10 years of The Audacious Project

The Audacious Project
The Audacious Project
Virgin Galactic
Richard Branson's signature
Published on 9 October 2025

Time flies when you’re having fun and doing good. There is no better example than The Audacious Project, which started 10 years ago on a wet and windy Hobie Cat.

Sailing from Necker Island to Moskito Island with Chris Anderson, Jean Oelwang, Sam and Holly, we began with a question: what could happen if we invited non-profit leaders to dream up their biggest dreams together, and then gift considerable sums to tackle them? We decided to slow the boat, circle Necker multiple times, and brainstorm ideas. By the time we pulled ashore, we had come up with the concept for Audacious and agreed to hold the first gathering in the British Virgin Islands.

The Audacious Project logo
Image from The Audacious Project

Chris volunteered to have his team at TED handle the day-to-day running of Audacious. A decade later, thanks to Chris, Anna Verghese and the Audacious team, over $6.6B of funding has been mobilised to non-profits in support of some of the world’s most pressing challenges.
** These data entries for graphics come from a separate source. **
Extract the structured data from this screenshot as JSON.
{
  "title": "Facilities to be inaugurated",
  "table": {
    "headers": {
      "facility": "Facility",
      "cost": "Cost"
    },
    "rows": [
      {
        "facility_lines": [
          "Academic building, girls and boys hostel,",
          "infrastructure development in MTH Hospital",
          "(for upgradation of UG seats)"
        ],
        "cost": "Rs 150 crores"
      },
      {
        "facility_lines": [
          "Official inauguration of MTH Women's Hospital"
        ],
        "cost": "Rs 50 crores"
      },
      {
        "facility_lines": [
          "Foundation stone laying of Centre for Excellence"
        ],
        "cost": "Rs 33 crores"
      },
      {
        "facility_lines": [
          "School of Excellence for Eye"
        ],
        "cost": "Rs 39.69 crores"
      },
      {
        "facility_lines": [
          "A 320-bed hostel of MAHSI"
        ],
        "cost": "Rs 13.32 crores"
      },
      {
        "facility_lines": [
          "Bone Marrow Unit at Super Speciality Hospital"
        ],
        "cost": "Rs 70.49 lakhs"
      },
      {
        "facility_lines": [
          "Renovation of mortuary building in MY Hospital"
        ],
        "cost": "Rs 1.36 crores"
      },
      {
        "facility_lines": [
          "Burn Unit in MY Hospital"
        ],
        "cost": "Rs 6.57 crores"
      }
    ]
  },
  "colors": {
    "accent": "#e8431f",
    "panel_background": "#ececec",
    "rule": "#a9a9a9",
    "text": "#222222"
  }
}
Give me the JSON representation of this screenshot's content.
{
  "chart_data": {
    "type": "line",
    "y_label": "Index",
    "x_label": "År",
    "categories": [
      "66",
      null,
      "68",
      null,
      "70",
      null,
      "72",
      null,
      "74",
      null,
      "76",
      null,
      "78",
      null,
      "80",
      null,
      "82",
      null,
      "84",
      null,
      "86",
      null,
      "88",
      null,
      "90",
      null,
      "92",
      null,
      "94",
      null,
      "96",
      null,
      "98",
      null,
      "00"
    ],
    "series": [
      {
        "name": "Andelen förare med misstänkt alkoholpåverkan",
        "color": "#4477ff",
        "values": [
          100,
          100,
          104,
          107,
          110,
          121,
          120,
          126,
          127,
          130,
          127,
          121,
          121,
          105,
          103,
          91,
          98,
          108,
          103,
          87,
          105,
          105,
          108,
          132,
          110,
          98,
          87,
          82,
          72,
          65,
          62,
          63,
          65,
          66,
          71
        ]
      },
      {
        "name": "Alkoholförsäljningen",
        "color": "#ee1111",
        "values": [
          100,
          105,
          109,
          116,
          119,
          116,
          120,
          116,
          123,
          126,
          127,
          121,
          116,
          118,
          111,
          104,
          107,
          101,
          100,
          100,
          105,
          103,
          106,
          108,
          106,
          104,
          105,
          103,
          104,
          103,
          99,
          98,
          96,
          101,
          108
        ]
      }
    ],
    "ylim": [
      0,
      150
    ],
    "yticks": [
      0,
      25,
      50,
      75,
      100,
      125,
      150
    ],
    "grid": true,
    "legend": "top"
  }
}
Our wonderful teams at Virgin Unite have played their part, and we all met up to celebrate the founding collaborators of The Audacious Project in New York recently. Chris and I shared stories about the project and the many, many initiatives it has supported, including One Acre Fund – one of the first recipients of Audacious funding.

With their Audacious Project grant, One Acre Fund set a bold target to reach 1.25 million African farming families through direct services and another 3 million through partnerships. Today, One Acre Fund serves 2.1 million farm families directly and another 3.4 million through partnerships, financing and training to harvest more food and grow their way out of poverty, while also planting over 250 million trees across 40 diverse species.

One Acre Fund farmers
The Audacious Project

Another game-changing project the group supported was the Humanitarian OpenStreetMap Team (HOT), mapping land that’s home to over a billion people, transforming disaster response, public health, and climate resilience. The nearly 60 organisations that Audacious supports are out there making a real difference – and I’m constantly inspired by the scale and impact of their work.

Humanitarian OpenStreetMap Team
Humanitarian OpenStreetMap Team

Those early gatherings on Necker and Moskito Island are some of my fondest memories and it is incredible to see what Audacious has become today. I’ve always believed we have more impact when we work together, and that has been a guiding spirit of The Audacious Project.

It was great to see Clive Calder, who ran Jive Records back when I ran Virgin Records. We used to compete for artists but always remained friends. How delightful we’ve been able to work together on Audacious, alongside his wonderful wife Patricia, his brilliant daughter Robyn and so many others.

One of my big takeaways of UNGA this year was the need to find the positives and turn them into even more positives. As we look ahead to the next decade, projects like Audacious, the visionary non-profit leaders taking on their biggest dreams, and all the wonderful, generous people who support them, leave me more optimistic than ever.